Com tantas situações diferentes acontecendo em uma frequência cada vez maior, surgem desconfianças em relação a duas coisas. Primeiro, devemos saber se isso vai acontecer mais vezes e quem está certo nessa novela toda. Além disso, é preciso garantir a nossa privacidade, já que históricos, conversas e dados pessoais podem ser armazenados pelas empresas.

O TecMundo conversou com especialistas no assunto para traçar o panorama atual e analisar as possibilidades. A salvação, já adiantamos, pode estar nas mãos do governo.

O caso atual

CEO da UPX (referência em segurança na Internet no Brasil) e especialista em segurança na internet, Bruno Prado vê erros e acertos no tratamento da Justiça e da polícia no caso envolvendo o WhatsApp. “O Facebook está errado em não responder na Justiça, ele não pode achar que é superior. Mesmo que seja para falar que as mensagens são criptografadas, não se deve deixar sem resposta”, relata.
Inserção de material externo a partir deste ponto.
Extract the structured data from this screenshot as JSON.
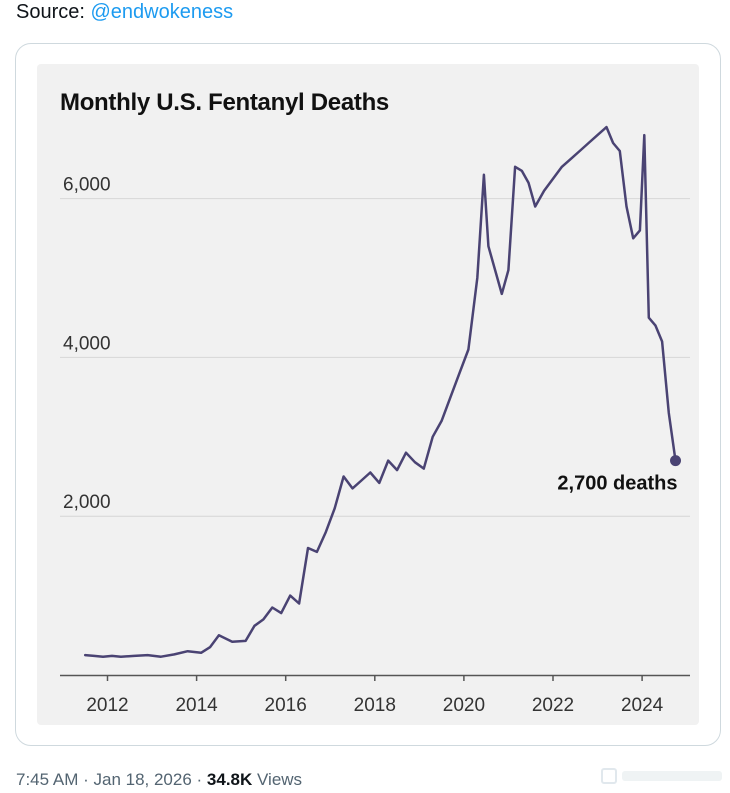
{
  "tweet": {
    "source_prefix": "Source: ",
    "source_handle": "@endwokeness",
    "time": "7:45 AM",
    "separator": " · ",
    "date": "Jan 18, 2026",
    "separator2": " · ",
    "views_count": "34.8K",
    "views_label": " Views"
  },
  "colors": {
    "line": "#4a4373",
    "grid": "#d6d6d6",
    "axis": "#555555",
    "link": "#1d9bf0"
  },
  "chart_data": {
    "type": "line",
    "title": "Monthly U.S. Fentanyl Deaths",
    "xlabel": "",
    "ylabel": "",
    "xlim": [
      2011.2,
      2025.0
    ],
    "ylim": [
      0,
      7000
    ],
    "x_ticks": [
      2012,
      2014,
      2016,
      2018,
      2020,
      2022,
      2024
    ],
    "x_tick_labels": [
      "2012",
      "2014",
      "2016",
      "2018",
      "2020",
      "2022",
      "2024"
    ],
    "y_ticks": [
      2000,
      4000,
      6000
    ],
    "y_tick_labels": [
      "2,000",
      "4,000",
      "6,000"
    ],
    "grid": "horizontal",
    "annotation": {
      "text": "2,700 deaths",
      "x": 2024.75,
      "y": 2700
    },
    "series": [
      {
        "name": "Monthly U.S. Fentanyl Deaths",
        "x": [
          2011.5,
          2011.7,
          2011.9,
          2012.1,
          2012.3,
          2012.6,
          2012.9,
          2013.2,
          2013.5,
          2013.8,
          2014.1,
          2014.3,
          2014.5,
          2014.8,
          2015.1,
          2015.3,
          2015.5,
          2015.7,
          2015.9,
          2016.1,
          2016.3,
          2016.5,
          2016.7,
          2016.9,
          2017.1,
          2017.3,
          2017.5,
          2017.7,
          2017.9,
          2018.1,
          2018.3,
          2018.5,
          2018.7,
          2018.9,
          2019.1,
          2019.3,
          2019.5,
          2019.7,
          2019.9,
          2020.1,
          2020.3,
          2020.45,
          2020.55,
          2020.7,
          2020.85,
          2021.0,
          2021.15,
          2021.3,
          2021.45,
          2021.6,
          2021.8,
          2022.0,
          2022.2,
          2022.4,
          2022.6,
          2022.8,
          2023.0,
          2023.2,
          2023.35,
          2023.5,
          2023.65,
          2023.8,
          2023.95,
          2024.05,
          2024.15,
          2024.3,
          2024.45,
          2024.6,
          2024.75
        ],
        "y": [
          250,
          240,
          230,
          240,
          230,
          240,
          250,
          230,
          260,
          300,
          280,
          350,
          500,
          420,
          430,
          620,
          700,
          850,
          780,
          1000,
          900,
          1600,
          1550,
          1800,
          2100,
          2500,
          2350,
          2450,
          2550,
          2420,
          2700,
          2580,
          2800,
          2680,
          2600,
          3000,
          3200,
          3500,
          3800,
          4100,
          5000,
          6300,
          5400,
          5100,
          4800,
          5100,
          6400,
          6350,
          6200,
          5900,
          6100,
          6250,
          6400,
          6500,
          6600,
          6700,
          6800,
          6900,
          6700,
          6600,
          5900,
          5500,
          5600,
          6800,
          4500,
          4400,
          4200,
          3300,
          2700
        ]
      }
    ]
  }
}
Prado acredita que foi essa falta de comunicação que fez a situação chegar aos pontos extremos de bloqueio e prisão.

O vice-presidente do Facebook na América Latina, Diego Dzodan

Segundo a gerente da área jurídica da Locaweb e advogada especialista em direito eletrônico, Aline Goldsztejn, a prisão de Dzodan foi uma atitude nada razoável: quem deve receber a penalização é a companhia, não uma figura individual. De acordo com ela, entregar os dados ou não vai da política de cada empresa: algumas, por exemplo, já têm como atitude-padrão cooperar sempre com as autoridades.

O Facebook se importa com o Brasil e não vai deixar nosso mercado de lado. Já liberado por habeas corpus, o executivo disse que foi "tratado com respeito" na detenção e que a rede social está focada "no longo prazo" com o país.

A situação pode piorar

Prado acredita que o incidente recente não é o fim da história no país. “O caso do WhatsApp pode gerar mais problemas do que nunca”, afirma, já que outros casos de polícia podem resultar em solicitações negadas do Facebook e, portanto, possíveis prisões, bloqueios e polêmicas.

Para ele, há uma solução: guardar logs em casos específicos, comprovados e previamente solicitados. “Seria impossível armazenar tudo, pois o fluxo é muito intenso e exigiria uma estrutura descomunal. Mas fazer um grampo em cima de determinados telefones de um determinado caso por conta de ordem judicial já não haveria problemas”, sugere. Mas a quebra de sigilo só tem que acontecer desde que devidamente comprovado que exista a infração criminosa — como a comprovação de que as mensagens no WhatsApp continham dados e detalhes sobre o tráfico de drogas, por exemplo.

Aline também aposta em mais bloqueios e decisões judiciais no futuro. “Isso já está na nossa rotina, diariamente a gente recebe esse tipo de pedido”, conta. Ela acredita que as empresas de tecnologia se tornarão mais maleáveis com o tempo em relação a esses pedidos, cada vez mais certos de que o ideal é se conscientizar e cumprir as leis para evitar penalidades.

E se o país não ajudar?

Há ainda uma questão que pode atrapalhar antes mesmo de a questão judicial se desenrolar: o país em questão pode ter problemas burocráticos, interpretação dúbia de leis ou até um regime que não seja tão democrático assim. O Brasil se enquadra no segundo caso, já que alguns textos são muito superficiais ou incompletos, deixando aberturas para aplicações alternativas. O Facebook, por exemplo, atua em diferentes países e precisa conviver com legislações bem variadas.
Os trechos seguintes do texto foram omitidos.